THE BLUE SKY BOYS The Sunny Side Of Life
123 tracks including Sunny Side Of Life / Midnight On The Stormy Sea / Down On The Banks Of The Ohio / Sweet Evalina / Story Of The Knoxville Girl / Little Bessie / Katie Dear / This Is Like Heaven To Me / When The Roses Bloom In Dixieland / I'm Just Here To Get My Baby Out Of Jail / The Convict And The Rose / I'm S-A-V-E-D / Mary Of The Wild Moor / Why Not Confess / A Picture On The Wall / Where The Soul Of Man Never Dies / Dust On The Bible / Kentucky / Garden In The Sky / Angel Mother / Alabama Producers: Eli Oberstein, Dan Hornsby, Frank Walker, Stephen H. Sholes, Charles R. Grean Bear Family BCD 15951 EK (5CD box set) (5:48:00) *****
Where to start? Bill and Earl Bolick, the Blue Sky Boys, were one of the major brother duets in the history of country music. As the Monroe Brothers led the way with their hard driving style, the other paradigms of the genre were the Bolicks with their gentle, more folksy approach to the music, and Rabon and Alton, the Delmore Brothers, with a soft bluesy style. Until now Bill and Earl have been sadly neglected by CD compilers, but all this is rectified by this superb Bear Family box set that offers a hardback book in addition to the faultless quality of their CDs. When they started recording in June 1936, Bill was just 18 years old and his brother Earl a mere lad of 16, and listening to their music that fact is nigh impossible to comprehend. The second side they cut, which would remain their theme tune throughout their career, was Sunny Side Of Life, learned from an old holiness hymn. Earl sang lead in a strong baritone voice and played guitar, with Bill singing tenor and playing mandolin.
Their arrangement of this song still stands-today with its complex chorus and answer style favoured by many of the gospel quartets. To resolve this into a duet, and by two teenagers, is a creative feat that has probably never been beaten. The ten songs at this first session defined the music of the Blue Sky Boys for all time, a combination of sacred and secular material, including traditional numbers like Down On The Banks Of The Ohio, I'm Just Here To Get My Baby Out Of Jail, learned from Karl and Harty, and songs such as Where The Soul Of Man Never Dies and I'm Troubled, I'm Troubled that they had sourced, often from songs they had heard their father sing around the house. They were not prolific -writers themselves; in fact, it was not until 1946 that they recorded their first original song, so finding material they could adapt to their style was mostly Bill's province, and he was the undoubted leader of the duo. Usually, every song they recorded provided the definitive version for others to follow. Why Not Confess, Little Bessie, The Lightning Express and Turn Your Radio On are songs that have found their way into bluegrass music and other traditional forms via the Blue Sky Boys original recordings and radio performances.

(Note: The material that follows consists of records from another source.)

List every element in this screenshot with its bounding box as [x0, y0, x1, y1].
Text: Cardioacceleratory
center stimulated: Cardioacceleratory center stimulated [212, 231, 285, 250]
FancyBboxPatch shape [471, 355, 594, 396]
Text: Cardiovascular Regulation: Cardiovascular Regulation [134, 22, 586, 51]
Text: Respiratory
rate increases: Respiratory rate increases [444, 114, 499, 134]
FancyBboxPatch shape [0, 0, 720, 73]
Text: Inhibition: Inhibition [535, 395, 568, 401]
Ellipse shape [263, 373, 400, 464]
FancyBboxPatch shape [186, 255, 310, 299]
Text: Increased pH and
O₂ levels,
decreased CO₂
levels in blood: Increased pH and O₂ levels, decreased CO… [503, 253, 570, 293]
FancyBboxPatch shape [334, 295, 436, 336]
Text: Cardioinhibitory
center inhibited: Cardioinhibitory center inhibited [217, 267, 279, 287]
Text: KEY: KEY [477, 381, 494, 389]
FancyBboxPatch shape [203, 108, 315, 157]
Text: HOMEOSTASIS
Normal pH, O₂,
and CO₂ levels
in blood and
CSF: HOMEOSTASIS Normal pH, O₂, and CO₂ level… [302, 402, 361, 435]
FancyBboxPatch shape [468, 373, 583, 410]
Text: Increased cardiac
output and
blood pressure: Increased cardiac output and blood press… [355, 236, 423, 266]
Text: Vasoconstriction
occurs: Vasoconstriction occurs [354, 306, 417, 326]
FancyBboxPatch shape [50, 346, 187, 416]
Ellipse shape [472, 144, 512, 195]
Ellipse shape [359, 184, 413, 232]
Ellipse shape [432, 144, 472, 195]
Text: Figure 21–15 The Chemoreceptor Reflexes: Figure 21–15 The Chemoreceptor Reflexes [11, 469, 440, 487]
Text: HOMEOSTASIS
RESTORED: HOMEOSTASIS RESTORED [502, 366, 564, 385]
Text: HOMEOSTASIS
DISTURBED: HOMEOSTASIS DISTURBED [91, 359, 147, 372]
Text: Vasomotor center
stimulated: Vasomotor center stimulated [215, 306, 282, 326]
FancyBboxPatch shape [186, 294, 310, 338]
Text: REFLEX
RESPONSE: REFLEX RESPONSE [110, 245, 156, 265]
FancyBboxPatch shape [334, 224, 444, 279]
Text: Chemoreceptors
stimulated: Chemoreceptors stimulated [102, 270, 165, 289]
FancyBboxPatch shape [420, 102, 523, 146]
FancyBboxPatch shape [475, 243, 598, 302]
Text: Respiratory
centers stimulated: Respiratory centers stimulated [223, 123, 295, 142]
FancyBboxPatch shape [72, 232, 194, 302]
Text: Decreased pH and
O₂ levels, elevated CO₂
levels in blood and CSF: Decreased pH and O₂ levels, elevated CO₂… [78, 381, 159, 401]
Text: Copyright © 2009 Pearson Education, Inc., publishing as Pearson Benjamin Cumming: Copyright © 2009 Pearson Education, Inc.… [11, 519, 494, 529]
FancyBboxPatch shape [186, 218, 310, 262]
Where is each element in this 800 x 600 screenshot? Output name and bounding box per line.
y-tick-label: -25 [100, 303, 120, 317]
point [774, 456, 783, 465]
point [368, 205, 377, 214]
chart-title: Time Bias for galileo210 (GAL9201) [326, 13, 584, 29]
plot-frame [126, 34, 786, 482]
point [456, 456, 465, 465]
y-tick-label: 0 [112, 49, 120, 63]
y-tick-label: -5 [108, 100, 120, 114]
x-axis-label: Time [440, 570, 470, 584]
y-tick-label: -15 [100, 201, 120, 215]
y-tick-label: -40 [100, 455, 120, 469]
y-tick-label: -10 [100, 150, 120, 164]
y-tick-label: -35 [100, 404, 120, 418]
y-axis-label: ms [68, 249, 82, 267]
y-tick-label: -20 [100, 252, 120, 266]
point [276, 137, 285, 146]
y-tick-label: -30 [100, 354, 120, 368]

More than any other group, the Blue Sky Boys also unearthed many traditional ballads, such as Mary Of The Wild Moor, Story Of The Knoxville Girl, Fair Eyed Ellen and The Butcher's Boy, that provided the source and inspiration for others to follow. The music was always simple and must have sounded within reach of anyone with aspirations to become a player. Bill Bolick was no Bill Monroe on the mandolin and usually played a round hole model that gave a much softer tone than Monroe's Gibson F5. Similarly, Earl was a competent guitarist, and it was their perfect vocal and instrumental blend rather than their technical prowess that inspired others. They continued to record for RCA Victor, cutting seven more sessions between their 1936 debut and October 1940. The quality of their music remained incredibly high but was interrupted whilst both brothers saw active service; upon their discharge in 1945 they resumed their musical career.
They added a fiddle and (usually) bass to the lineup but that did not detract in any way from the old time quality of their music. Original songs now complemented the familiar repertoire of venerable and trusted songs sourced by Bill, and the brothers continued their popularity on radio and record. One song is worthy of note: Alabama, recorded in 1949, had been written by Ira and Charles Louvin who were themselves inspired by the Blue Sky Boys.
Pupils briefly becoming becoming teachers. Ironically, the last song they recorded for RCA was a remake of Sunny Side Of Life. Not the last recording of a fading career but one that ended abruptly in early 1951 when Earl decided to quit the music business to concen-trate on his family. Sadly, the brothers parted with regrettable traces of bitterness. There were comebacks in later years that were nearly always artistically, if not commercially, successful but when I visited Bill at his home in Greensboro some years ago he had more bitter than happy memories of their later time together.
Earl died in 1988 but Bill has survived and will undoubtedly be very proud of this magni-ficent testament to the monu-mental contribution he and his brother made to country music. What a wonderful experience to be able to listen to all of this music in one collection, in many cases over 60 years after it was first recorded. I don't think even Bear Family have ever done better.